The second thing the CAP should do is to address production and consumption of livestock products. Every scientific institution agrees that it’s imperative.
The next CAP will have to support extensive livestock agriculture, farms that are mixed, that use land which is not suited for growing crops for direct human consumption, and it should start promoting a change in diets. The same change that every government calls for in its dietary guidelines. Eating as usual is also not an option.
The introduction of precision farming practices in the next CAP seems to be gaining ground. What is your opinion on that?
The challenges we face are too broad to allow public money to be spent on solutions that make a broken system a bit more efficient. Efficiency per se is not a bad thing, but maintaining a system which is flawed in many different ways is not the right solution. If we have to use public money to support agriculture, we need to support a farming system that is truly innovative.
Agroecological practices must be put into place by farmers because they make the system more resilient from an ecological point of view but also from an economic point of view. The more resilient a business is, the more resilient the farm will be. We already know how much farmers are subject to volatility.
I am reluctant [towards precision farming] for other reasons: farmers are already overly dependent on inputs. We know that the markets of seeds and agrochemicals are already concentrated to a level which is not possible anymore, and it will get worse. We are witnessing further mergers, we will basically have three companies owning these two markets worldwide.
If we provide to some multinationals the right to provide farmers with data, they will have 100% control over them. Farmers will lose their independence and they will be even more squeezed because the costs of these inputs will increase farmers’ overall spending.
While the data from Copernicus, which we can use for monitoring, is freely accessible, the data that precision farming produces is not for free. It is another input that comes on top of the inputs that farmers are already paying for. Only a limited number of farmers can afford these costs. There are tractors that cost €300-400,000. What sort of economies of scale will be necessary to make that investment profitable?
What has been the impact of second pillar measures on greening agriculture in Europe and how can this be improved in the future CAP?
What has worked very well are the agri-environment schemes.
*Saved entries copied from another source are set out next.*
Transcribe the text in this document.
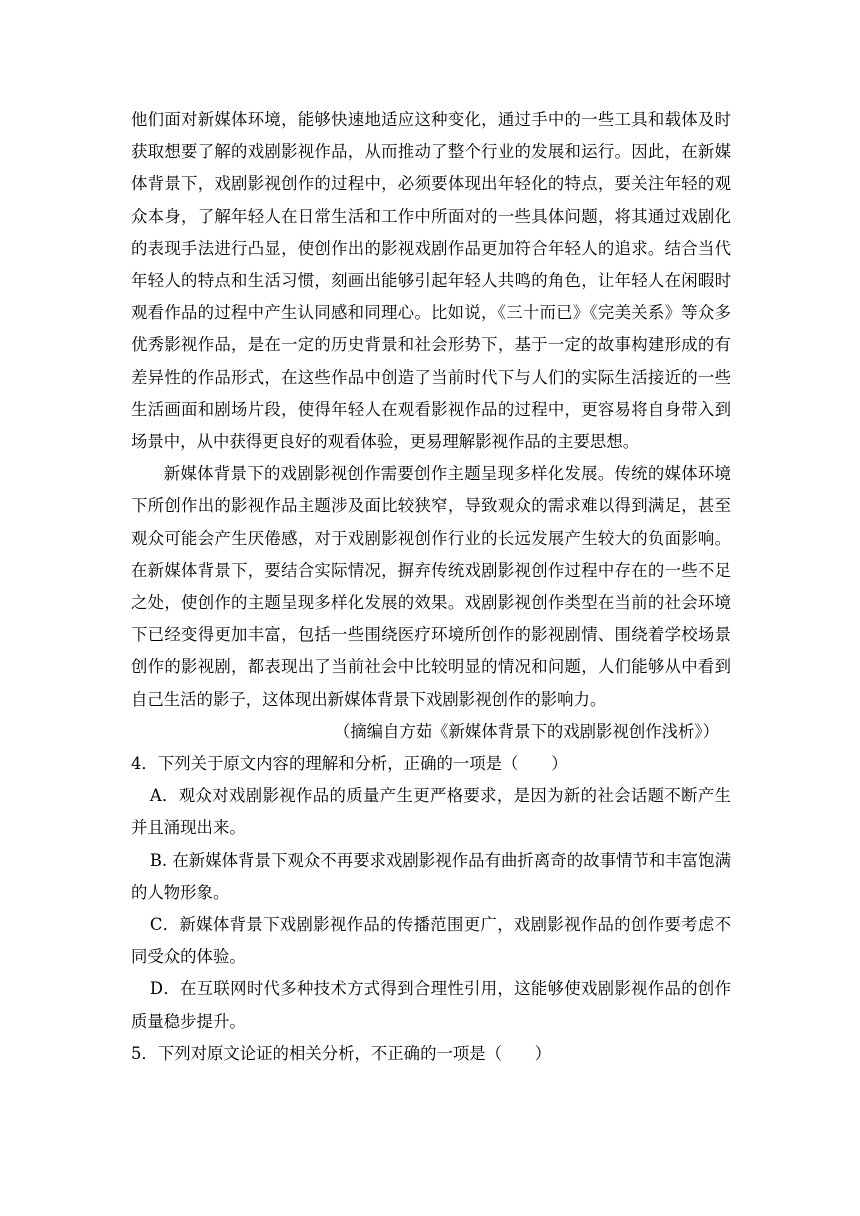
他们面对新媒体环境，能够快速地适应这种变化，通过手中的一些工具和载体及时获取想要了解的戏剧影视作品，从而推动了整个行业的发展和运行。因此，在新媒体背景下，戏剧影视创作的过程中，必须要体现出年轻化的特点，要关注年轻的观众本身，了解年轻人在日常生活和工作中所面对的一些具体问题，将其通过戏剧化的表现手法进行凸显，使创作出的影视戏剧作品更加符合年轻人的追求。结合当代年轻人的特点和生活习惯，刻画出能够引起年轻人共鸣的角色，让年轻人在闲暇时观看作品的过程中产生认同感和同理心。比如说，《三十而已》《完美关系》等众多优秀影视作品，是在一定的历史背景和社会形势下，基于一定的故事构建形成的有差异性的作品形式，在这些作品中创造了当前时代下与人们的实际生活接近的一些生活画面和剧场片段，使得年轻人在观看影视作品的过程中，更容易将自身带入到场景中，从中获得更良好的观看体验，更易理解影视作品的主要思想。

新媒体背景下的戏剧影视创作需要创作主题呈现多样化发展。传统的媒体环境下所创作出的影视作品主题涉及面比较狭窄，导致观众的需求难以得到满足，甚至观众可能会产生厌倦感，对于戏剧影视创作行业的长远发展产生较大的负面影响。在新媒体背景下，要结合实际情况，摒弃传统戏剧影视创作过程中存在的一些不足之处，使创作的主题呈现多样化发展的效果。戏剧影视创作类型在当前的社会环境下已经变得更加丰富，包括一些围绕医疗环境所创作的影视剧情、围绕着学校场景创作的影视剧，都表现出了当前社会中比较明显的情况和问题，人们能够从中看到自己生活的影子，这体现出新媒体背景下戏剧影视创作的影响力。

（摘编自方茹《新媒体背景下的戏剧影视创作浅析》）

4．下列关于原文内容的理解和分析，正确的一项是（　　）

A．观众对戏剧影视作品的质量产生更严格要求，是因为新的社会话题不断产生并且涌现出来。

B. 在新媒体背景下观众不再要求戏剧影视作品有曲折离奇的故事情节和丰富饱满的人物形象。

C．新媒体背景下戏剧影视作品的传播范围更广，戏剧影视作品的创作要考虑不同受众的体验。

D．在互联网时代多种技术方式得到合理性引用，这能够使戏剧影视作品的创作质量稳步提升。

5．下列对原文论证的相关分析，不正确的一项是（　　）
The principle is very simple: society provides farmers with public money and farmers set up a series of practices towards reaching specific objectives, which might be clean water or reducing losses or restoring soils.
That should be the very basis of the payments within the CAP – a contract between farmers and society.
We should abandon the idea of entitlements, and ensure that we use public money for specific purposes. The delivery od these specific objectives is the basis and the justificaiton for spending public money.